Author(s)
Jennifer Gottfried
Ryan Kong
Sara Abu-Ghanem
Affiliation(s)
College of Medicine, SUNY Downstate Health Sciences University, Brooklyn, NY; Department of Otolaryngology, SUNY Downstate Health Sciences University, Brooklyn, NY; Division of Otolaryngology, Maimonides Medical Center, Brooklyn, NY;
Abstract:
Objective: Post-stroke vocal fold motion impairment (VFMI) has previously been described. However, the incidence and any risk factors are unknown. This study aimed to assess the incidence of vocal fold paralysis and paresis after stroke, as well as the risk factors associated with development of post-stroke VFMI.
Method: A query of the 2009-2013 New York State SPARCS database was performed using ICD9 codes for adult patients with acute ischemic stroke and intracerebral hemorrhagic stroke with at least one year of follow-up. Chi-square with post-hoc column proportion testing was performed for univariate analysis of patient demographics and comorbidities. Multivariable logistic regression analysis was used to determine odd ratios of developing VFMI after stroke controlling for patient demographics and comorbidities. Significance was set at an alpha level of < 0.05. Analyses were performed in SPSS version 28.
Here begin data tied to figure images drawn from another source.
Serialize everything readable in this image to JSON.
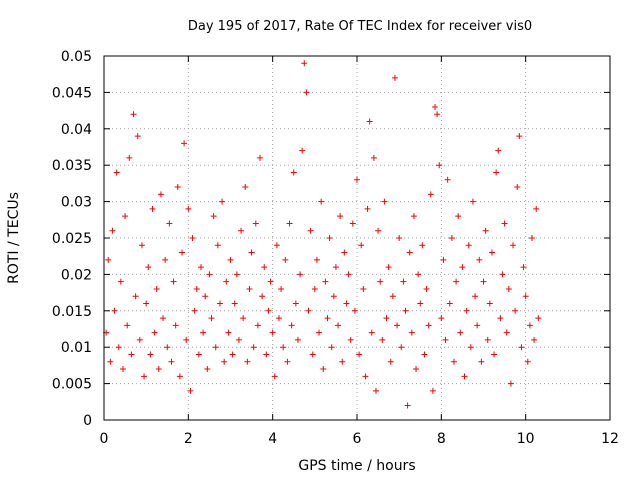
{
  "chart_data": {
    "type": "scatter",
    "title": "Day 195 of 2017, Rate Of TEC Index for receiver vis0",
    "xlabel": "GPS time / hours",
    "ylabel": "ROTI / TECUs",
    "xlim": [
      0,
      12
    ],
    "ylim": [
      0,
      0.05
    ],
    "x_ticks": [
      "0",
      "2",
      "4",
      "6",
      "8",
      "10",
      "12"
    ],
    "y_ticks": [
      "0",
      "0.005",
      "0.01",
      "0.015",
      "0.02",
      "0.025",
      "0.03",
      "0.035",
      "0.04",
      "0.045",
      "0.05"
    ],
    "grid": true,
    "marker": "plus",
    "color": "#ff0000",
    "series": [
      {
        "values": [
          [
            0.05,
            0.012
          ],
          [
            0.1,
            0.022
          ],
          [
            0.15,
            0.008
          ],
          [
            0.2,
            0.026
          ],
          [
            0.25,
            0.015
          ],
          [
            0.3,
            0.034
          ],
          [
            0.35,
            0.01
          ],
          [
            0.4,
            0.019
          ],
          [
            0.45,
            0.007
          ],
          [
            0.5,
            0.028
          ],
          [
            0.55,
            0.013
          ],
          [
            0.6,
            0.036
          ],
          [
            0.65,
            0.009
          ],
          [
            0.7,
            0.042
          ],
          [
            0.75,
            0.017
          ],
          [
            0.8,
            0.039
          ],
          [
            0.85,
            0.011
          ],
          [
            0.9,
            0.024
          ],
          [
            0.95,
            0.006
          ],
          [
            1.0,
            0.016
          ],
          [
            1.05,
            0.021
          ],
          [
            1.1,
            0.009
          ],
          [
            1.15,
            0.029
          ],
          [
            1.2,
            0.012
          ],
          [
            1.25,
            0.018
          ],
          [
            1.3,
            0.007
          ],
          [
            1.35,
            0.031
          ],
          [
            1.4,
            0.014
          ],
          [
            1.45,
            0.022
          ],
          [
            1.5,
            0.01
          ],
          [
            1.55,
            0.027
          ],
          [
            1.6,
            0.008
          ],
          [
            1.65,
            0.019
          ],
          [
            1.7,
            0.013
          ],
          [
            1.75,
            0.032
          ],
          [
            1.8,
            0.006
          ],
          [
            1.85,
            0.023
          ],
          [
            1.9,
            0.038
          ],
          [
            1.95,
            0.011
          ],
          [
            2.0,
            0.029
          ],
          [
            2.05,
            0.004
          ],
          [
            2.1,
            0.025
          ],
          [
            2.15,
            0.015
          ],
          [
            2.2,
            0.018
          ],
          [
            2.25,
            0.009
          ],
          [
            2.3,
            0.021
          ],
          [
            2.35,
            0.012
          ],
          [
            2.4,
            0.017
          ],
          [
            2.45,
            0.007
          ],
          [
            2.5,
            0.02
          ],
          [
            2.55,
            0.014
          ],
          [
            2.6,
            0.028
          ],
          [
            2.65,
            0.01
          ],
          [
            2.7,
            0.024
          ],
          [
            2.75,
            0.016
          ],
          [
            2.8,
            0.03
          ],
          [
            2.85,
            0.008
          ],
          [
            2.9,
            0.019
          ],
          [
            2.95,
            0.012
          ],
          [
            3.0,
            0.022
          ],
          [
            3.05,
            0.009
          ],
          [
            3.1,
            0.016
          ],
          [
            3.15,
            0.02
          ],
          [
            3.2,
            0.011
          ],
          [
            3.25,
            0.026
          ],
          [
            3.3,
            0.014
          ],
          [
            3.35,
            0.032
          ],
          [
            3.4,
            0.008
          ],
          [
            3.45,
            0.018
          ],
          [
            3.5,
            0.023
          ],
          [
            3.55,
            0.01
          ],
          [
            3.6,
            0.027
          ],
          [
            3.65,
            0.013
          ],
          [
            3.7,
            0.036
          ],
          [
            3.75,
            0.017
          ],
          [
            3.8,
            0.021
          ],
          [
            3.85,
            0.009
          ],
          [
            3.9,
            0.015
          ],
          [
            3.95,
            0.019
          ],
          [
            4.0,
            0.012
          ],
          [
            4.05,
            0.006
          ],
          [
            4.1,
            0.024
          ],
          [
            4.15,
            0.014
          ],
          [
            4.2,
            0.018
          ],
          [
            4.25,
            0.01
          ],
          [
            4.3,
            0.022
          ],
          [
            4.35,
            0.008
          ],
          [
            4.4,
            0.027
          ],
          [
            4.45,
            0.013
          ],
          [
            4.5,
            0.034
          ],
          [
            4.55,
            0.016
          ],
          [
            4.6,
            0.011
          ],
          [
            4.65,
            0.02
          ],
          [
            4.7,
            0.037
          ],
          [
            4.75,
            0.049
          ],
          [
            4.8,
            0.045
          ],
          [
            4.85,
            0.015
          ],
          [
            4.9,
            0.026
          ],
          [
            4.95,
            0.009
          ],
          [
            5.0,
            0.018
          ],
          [
            5.05,
            0.022
          ],
          [
            5.1,
            0.012
          ],
          [
            5.15,
            0.03
          ],
          [
            5.2,
            0.007
          ],
          [
            5.25,
            0.019
          ],
          [
            5.3,
            0.014
          ],
          [
            5.35,
            0.025
          ],
          [
            5.4,
            0.01
          ],
          [
            5.45,
            0.017
          ],
          [
            5.5,
            0.021
          ],
          [
            5.55,
            0.013
          ],
          [
            5.6,
            0.028
          ],
          [
            5.65,
            0.008
          ],
          [
            5.7,
            0.023
          ],
          [
            5.75,
            0.016
          ],
          [
            5.8,
            0.02
          ],
          [
            5.85,
            0.011
          ],
          [
            5.9,
            0.027
          ],
          [
            5.95,
            0.015
          ],
          [
            6.0,
            0.033
          ],
          [
            6.05,
            0.009
          ],
          [
            6.1,
            0.024
          ],
          [
            6.15,
            0.018
          ],
          [
            6.2,
            0.006
          ],
          [
            6.25,
            0.029
          ],
          [
            6.3,
            0.041
          ],
          [
            6.35,
            0.012
          ],
          [
            6.4,
            0.036
          ],
          [
            6.45,
            0.004
          ],
          [
            6.5,
            0.026
          ],
          [
            6.55,
            0.019
          ],
          [
            6.6,
            0.011
          ],
          [
            6.65,
            0.03
          ],
          [
            6.7,
            0.014
          ],
          [
            6.75,
            0.021
          ],
          [
            6.8,
            0.008
          ],
          [
            6.85,
            0.017
          ],
          [
            6.9,
            0.047
          ],
          [
            6.95,
            0.013
          ],
          [
            7.0,
            0.025
          ],
          [
            7.05,
            0.01
          ],
          [
            7.1,
            0.019
          ],
          [
            7.15,
            0.015
          ],
          [
            7.2,
            0.002
          ],
          [
            7.25,
            0.023
          ],
          [
            7.3,
            0.012
          ],
          [
            7.35,
            0.028
          ],
          [
            7.4,
            0.007
          ],
          [
            7.45,
            0.02
          ],
          [
            7.5,
            0.016
          ],
          [
            7.55,
            0.024
          ],
          [
            7.6,
            0.009
          ],
          [
            7.65,
            0.018
          ],
          [
            7.7,
            0.013
          ],
          [
            7.75,
            0.031
          ],
          [
            7.8,
            0.004
          ],
          [
            7.85,
            0.043
          ],
          [
            7.9,
            0.042
          ],
          [
            7.95,
            0.035
          ],
          [
            8.0,
            0.014
          ],
          [
            8.05,
            0.022
          ],
          [
            8.1,
            0.011
          ],
          [
            8.15,
            0.033
          ],
          [
            8.2,
            0.016
          ],
          [
            8.25,
            0.025
          ],
          [
            8.3,
            0.008
          ],
          [
            8.35,
            0.019
          ],
          [
            8.4,
            0.028
          ],
          [
            8.45,
            0.012
          ],
          [
            8.5,
            0.021
          ],
          [
            8.55,
            0.006
          ],
          [
            8.6,
            0.015
          ],
          [
            8.65,
            0.024
          ],
          [
            8.7,
            0.01
          ],
          [
            8.75,
            0.03
          ],
          [
            8.8,
            0.017
          ],
          [
            8.85,
            0.013
          ],
          [
            8.9,
            0.022
          ],
          [
            8.95,
            0.008
          ],
          [
            9.0,
            0.019
          ],
          [
            9.05,
            0.026
          ],
          [
            9.1,
            0.011
          ],
          [
            9.15,
            0.016
          ],
          [
            9.2,
            0.023
          ],
          [
            9.25,
            0.009
          ],
          [
            9.3,
            0.034
          ],
          [
            9.35,
            0.037
          ],
          [
            9.4,
            0.014
          ],
          [
            9.45,
            0.02
          ],
          [
            9.5,
            0.027
          ],
          [
            9.55,
            0.012
          ],
          [
            9.6,
            0.018
          ],
          [
            9.65,
            0.005
          ],
          [
            9.7,
            0.024
          ],
          [
            9.75,
            0.015
          ],
          [
            9.8,
            0.032
          ],
          [
            9.85,
            0.039
          ],
          [
            9.9,
            0.01
          ],
          [
            9.95,
            0.021
          ],
          [
            10.0,
            0.017
          ],
          [
            10.05,
            0.008
          ],
          [
            10.1,
            0.013
          ],
          [
            10.15,
            0.025
          ],
          [
            10.2,
            0.011
          ],
          [
            10.25,
            0.029
          ],
          [
            10.3,
            0.014
          ]
        ]
      }
    ]
  }
}
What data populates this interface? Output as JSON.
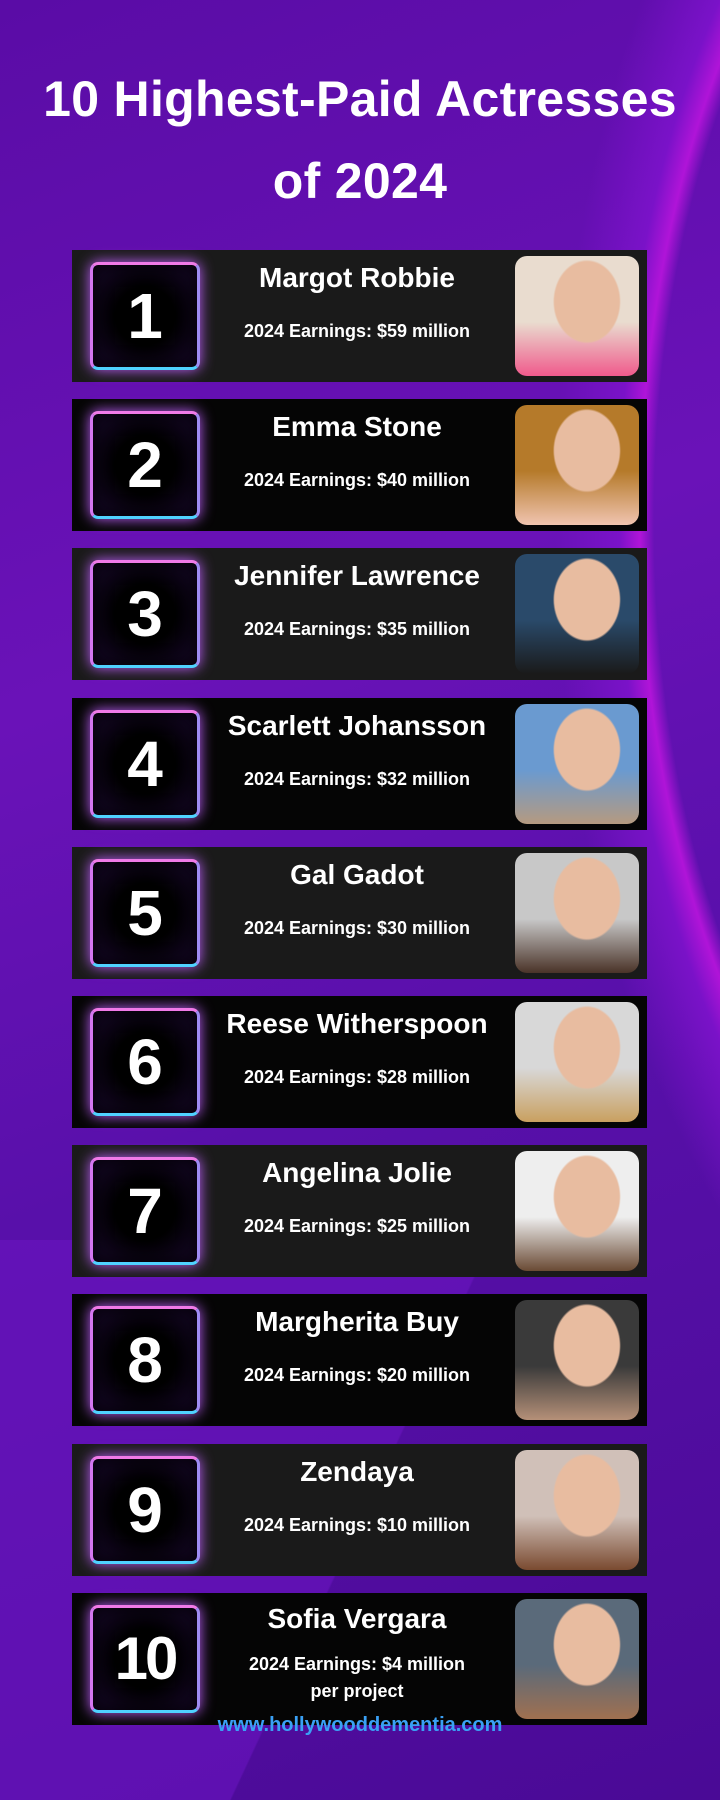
{
  "title_line1": "10 Highest-Paid Actresses",
  "title_line2": "of 2024",
  "items": [
    {
      "rank": "1",
      "name": "Margot Robbie",
      "earnings": "2024 Earnings: $59 million",
      "photo": [
        "#e9dccf",
        "#f05a8c"
      ]
    },
    {
      "rank": "2",
      "name": "Emma Stone",
      "earnings": "2024 Earnings: $40 million",
      "photo": [
        "#b57a2a",
        "#f0c4b0"
      ]
    },
    {
      "rank": "3",
      "name": "Jennifer Lawrence",
      "earnings": "2024 Earnings: $35 million",
      "photo": [
        "#2a4a6a",
        "#1a1a1a"
      ]
    },
    {
      "rank": "4",
      "name": "Scarlett Johansson",
      "earnings": "2024 Earnings: $32 million",
      "photo": [
        "#6a9ad0",
        "#b59a80"
      ]
    },
    {
      "rank": "5",
      "name": "Gal Gadot",
      "earnings": "2024 Earnings: $30 million",
      "photo": [
        "#c8c8c8",
        "#4a3328"
      ]
    },
    {
      "rank": "6",
      "name": "Reese Witherspoon",
      "earnings": "2024 Earnings: $28 million",
      "photo": [
        "#d8d8d8",
        "#c9a060"
      ]
    },
    {
      "rank": "7",
      "name": "Angelina Jolie",
      "earnings": "2024 Earnings: $25 million",
      "photo": [
        "#eeeeee",
        "#6a4a34"
      ]
    },
    {
      "rank": "8",
      "name": "Margherita Buy",
      "earnings": "2024 Earnings: $20 million",
      "photo": [
        "#3a3a3a",
        "#b59078"
      ]
    },
    {
      "rank": "9",
      "name": "Zendaya",
      "earnings": "2024 Earnings: $10 million",
      "photo": [
        "#d0c0b8",
        "#7a4a30"
      ]
    },
    {
      "rank": "10",
      "name": "Sofia Vergara",
      "earnings": "2024 Earnings: $4 million",
      "earnings2": "per project",
      "photo": [
        "#5a6a7a",
        "#a07050"
      ]
    }
  ],
  "footer": "www.hollywooddementia.com"
}
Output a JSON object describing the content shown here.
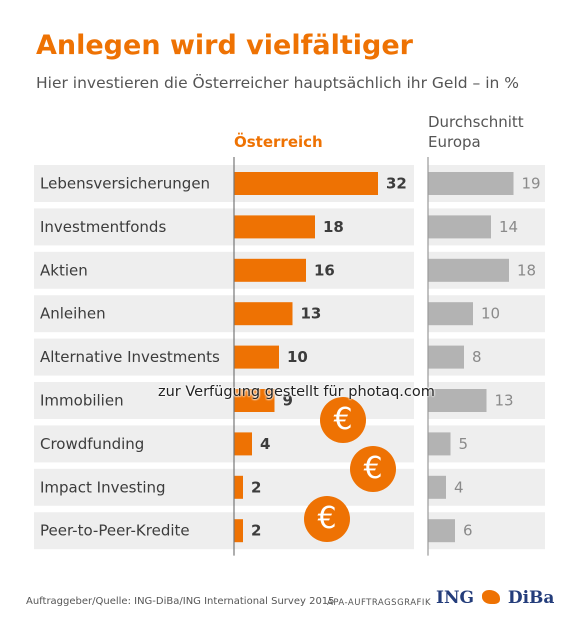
{
  "title": "Anlegen wird vielfältiger",
  "subtitle": "Hier investieren die Österreicher hauptsächlich ihr Geld – in %",
  "colors": {
    "accent": "#ee7203",
    "europe": "#b3b3b3",
    "row_bg": "#eeeeee"
  },
  "chart_data": {
    "type": "bar",
    "categories": [
      "Lebensversicherungen",
      "Investmentfonds",
      "Aktien",
      "Anleihen",
      "Alternative Investments",
      "Immobilien",
      "Crowdfunding",
      "Impact Investing",
      "Peer-to-Peer-Kredite"
    ],
    "series": [
      {
        "name": "Österreich",
        "values": [
          32,
          18,
          16,
          13,
          10,
          9,
          4,
          2,
          2
        ]
      },
      {
        "name": "Durchschnitt Europa",
        "values": [
          19,
          14,
          18,
          10,
          8,
          13,
          5,
          4,
          6
        ]
      }
    ],
    "series_headers": [
      "Österreich",
      "Durchschnitt",
      "Europa"
    ]
  },
  "watermark": "zur Verfügung gestellt für photaq.com",
  "coin_symbol": "€",
  "footer": {
    "source": "Auftraggeber/Quelle: ING-DiBa/ING International Survey 2015",
    "agency": "APA-AUFTRAGSGRAFIK",
    "logo_ing": "ING",
    "logo_diba": "DiBa"
  }
}
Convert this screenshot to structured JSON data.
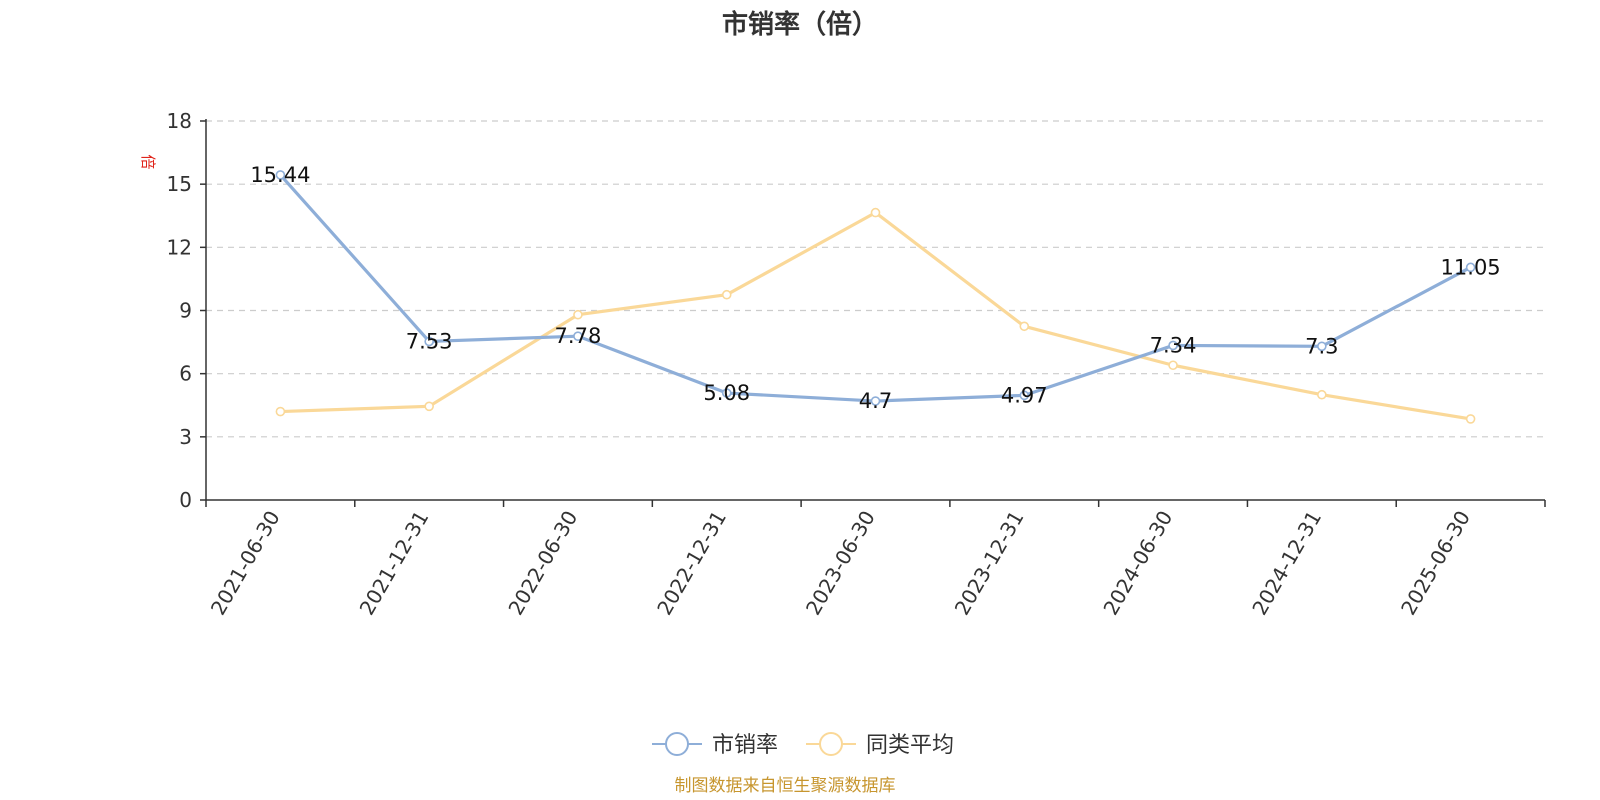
{
  "chart_data": {
    "type": "line",
    "title": "市销率（倍）",
    "ylabel": "倍",
    "categories": [
      "2021-06-30",
      "2021-12-31",
      "2022-06-30",
      "2022-12-31",
      "2023-06-30",
      "2023-12-31",
      "2024-06-30",
      "2024-12-31",
      "2025-06-30"
    ],
    "ylim": [
      0,
      18
    ],
    "yticks": [
      0,
      3,
      6,
      9,
      12,
      15,
      18
    ],
    "grid": true,
    "legend_position": "bottom-center",
    "series": [
      {
        "name": "市销率",
        "color": "#8eaed8",
        "values": [
          15.44,
          7.53,
          7.78,
          5.08,
          4.7,
          4.97,
          7.34,
          7.3,
          11.05
        ],
        "show_labels": true
      },
      {
        "name": "同类平均",
        "color": "#fad898",
        "values": [
          4.2,
          4.45,
          8.8,
          9.75,
          13.65,
          8.25,
          6.4,
          5.0,
          3.85
        ],
        "show_labels": false
      }
    ]
  },
  "source_note": "制图数据来自恒生聚源数据库"
}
Results: A total of 20,919 stroke patients were isolated. 83 (0.4%) patients were diagnosed with VFMI after stroke diagnosis. Times to diagnosis of VFMI were within admission of stroke, 16 (19.3%); within 1 year, 28 (33.7%); between 1-2 years, 18 (21.7%); and more than 2 years: 21 (25.3%). VFMI patients had higher rates of coagulopathies (8.4% vs 3.4%; p=0.023) and age 40-59 years old (26.5% vs 17.8%; p<0.05) compared to non-VFMI patients. Rates of gender, race/ethnicity, payer type, obesity, alcohol abuse, deficiency anemias, congestive heart disease, chronic pulmonary disease, diabetes, drug abuse, hypertension, hypothyroidism, renal failure, and peripheral vascular disease are similar (p>0.05). Multivariate analysis showed that VFMI patients have an increased odds ratio of pre-existing coagulopathies (OR 2.62; 95% CI 1.19-5.76; p=0.017).
Conclusion: VFMI is a rare complication after stroke, most often diagnosed 1 or more years after stroke. More research is needed to understand the risk factors that place patients at a higher risk of VFMI following stroke and aid in early screening/intervention.